Two bills I supported in the Senate this week would ensure the Second Amendment rights of Pennsylvanians are protected during emergency declarations. Both bills were sent to the governor’s desk to be signed into law.

Under current law, the rights of law-abiding citizens to open carry firearms can be limited during a state of emergency. The Senate approved a bill that would ensure these rights are not infringed during a state of emergency. The bill would also ensure firearm sales are not prohibited during an emergency declaration.

The Senate also approved a bill that would establish the Hunting, Firearm, and Ammunition Life-Sustaining Business Act to ensure shooting ranges, sportsman clubs, hunting facilities and firearm and ammunition manufacturers, retailers and distributors are considered life-sustaining businesses that will not be shuttered by state government during an emergency declaration.

Bill Would Provide Flexibility for Teacher Certifications, Keystone Exams

Schools would have more flexibility to respond to the challenges posed by the COVID-19 pandemic under legislation that was approved by the Senate this week. The bill would ease many certification and staff development requirements that are difficult to fulfill during the pandemic and extend certain emergency permits when staff development requirements cannot be completed.

The bill would also delay the use of the Keystone Exams as a graduation requirement until the 2022-23 school year. Additional provisions are also included to deal with problems related to pupil transportation.

The bill now goes to the Governor for his approval.

Senate Sends Broadband Expansion Bill to the Governor

Legislation that would create a grant program to extend deployment of broadband services in underserved areas of the state earned final approval in the Senate today and was sent to the governor to be signed into law.

Senate Bill 835 would provide funding to improve access to high-speed broadband internet in rural areas of Pennsylvania, which currently do not have access to reliable networks. The bill creates the Unserved High-Speed Broadband Funding Program, which will provide funding to nongovernmental entities to build and operate a high-speed broadband service in underserved communities.

Funding would be provided only to entities that have demonstrated the ability to construct and administer internet services.
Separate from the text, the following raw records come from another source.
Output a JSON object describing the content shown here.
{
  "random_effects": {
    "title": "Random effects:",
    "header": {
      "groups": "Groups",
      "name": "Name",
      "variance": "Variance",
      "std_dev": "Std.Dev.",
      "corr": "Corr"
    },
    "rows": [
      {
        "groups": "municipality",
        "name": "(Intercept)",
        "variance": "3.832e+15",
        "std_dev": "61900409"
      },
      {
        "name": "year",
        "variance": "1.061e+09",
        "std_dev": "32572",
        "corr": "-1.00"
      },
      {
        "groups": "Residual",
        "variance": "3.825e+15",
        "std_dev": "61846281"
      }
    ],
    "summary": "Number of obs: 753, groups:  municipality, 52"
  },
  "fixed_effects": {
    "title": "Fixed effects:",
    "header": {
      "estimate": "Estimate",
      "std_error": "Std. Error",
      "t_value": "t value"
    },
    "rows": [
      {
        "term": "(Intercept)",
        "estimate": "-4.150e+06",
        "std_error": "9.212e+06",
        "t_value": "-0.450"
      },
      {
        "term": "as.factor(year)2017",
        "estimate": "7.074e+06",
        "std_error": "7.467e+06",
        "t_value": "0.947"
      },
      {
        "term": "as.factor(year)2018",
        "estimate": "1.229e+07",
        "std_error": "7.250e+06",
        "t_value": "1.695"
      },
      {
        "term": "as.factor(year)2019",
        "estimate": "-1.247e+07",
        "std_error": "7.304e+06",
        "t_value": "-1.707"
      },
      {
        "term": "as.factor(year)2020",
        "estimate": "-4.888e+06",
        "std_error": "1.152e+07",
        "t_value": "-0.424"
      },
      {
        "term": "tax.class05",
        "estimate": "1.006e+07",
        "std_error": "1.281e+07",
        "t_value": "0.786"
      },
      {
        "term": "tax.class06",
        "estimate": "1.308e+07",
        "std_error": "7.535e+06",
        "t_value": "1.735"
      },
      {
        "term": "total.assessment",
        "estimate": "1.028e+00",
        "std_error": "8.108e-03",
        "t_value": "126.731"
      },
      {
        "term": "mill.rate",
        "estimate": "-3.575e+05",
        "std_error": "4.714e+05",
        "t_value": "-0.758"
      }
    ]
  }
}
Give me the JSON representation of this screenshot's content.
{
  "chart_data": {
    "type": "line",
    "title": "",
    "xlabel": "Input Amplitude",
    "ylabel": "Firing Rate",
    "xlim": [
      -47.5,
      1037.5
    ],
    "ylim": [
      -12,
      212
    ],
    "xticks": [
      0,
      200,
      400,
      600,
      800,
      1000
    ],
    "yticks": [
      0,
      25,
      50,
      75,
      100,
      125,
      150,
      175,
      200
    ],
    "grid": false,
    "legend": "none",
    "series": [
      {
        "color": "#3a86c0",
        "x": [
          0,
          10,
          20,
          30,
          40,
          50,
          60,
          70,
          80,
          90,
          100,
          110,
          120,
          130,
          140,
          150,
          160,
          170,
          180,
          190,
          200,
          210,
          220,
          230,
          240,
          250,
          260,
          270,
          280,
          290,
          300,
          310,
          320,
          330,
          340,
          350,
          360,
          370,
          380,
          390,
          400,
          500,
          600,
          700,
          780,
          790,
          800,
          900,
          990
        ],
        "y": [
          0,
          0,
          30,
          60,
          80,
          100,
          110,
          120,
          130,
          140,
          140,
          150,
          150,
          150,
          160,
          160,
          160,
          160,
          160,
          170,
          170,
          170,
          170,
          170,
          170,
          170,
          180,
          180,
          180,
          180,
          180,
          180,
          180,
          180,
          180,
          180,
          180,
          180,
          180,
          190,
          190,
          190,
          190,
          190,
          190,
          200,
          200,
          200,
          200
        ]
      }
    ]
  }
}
Grant recipients would be required to provide at least 25 percent of the funding for the project.

Access to broadband has become even more crucial during the COVID-19 health crisis, connecting residents with services and information they would otherwise not have access to. It is also important to those who tele-work, senior citizens, fire and emergency workers and students who are taking classes remotely.

The new grant program would be administered by the Commonwealth Financing Authority.

Legislation Supports Organ and Tissue Donation

The Robert P. Casey Memorial Organ and Tissue Donation Awareness Trust Fund was created in 1994 to encourage residents to become organ donors. The program allows Pennsylvanians to voluntarily donate $3 to the fund through a check-off box when they renew driver licenses, photo ID cards and vehicle registrations.                                                                                                                         

The General Assembly approved a bill recently that updates the program to reflect the fact that Pennsylvanians can now complete vehicle registrations on a biannual basis. The legislation allows state residents to donate $6 instead of $3 when they complete a biannual registration.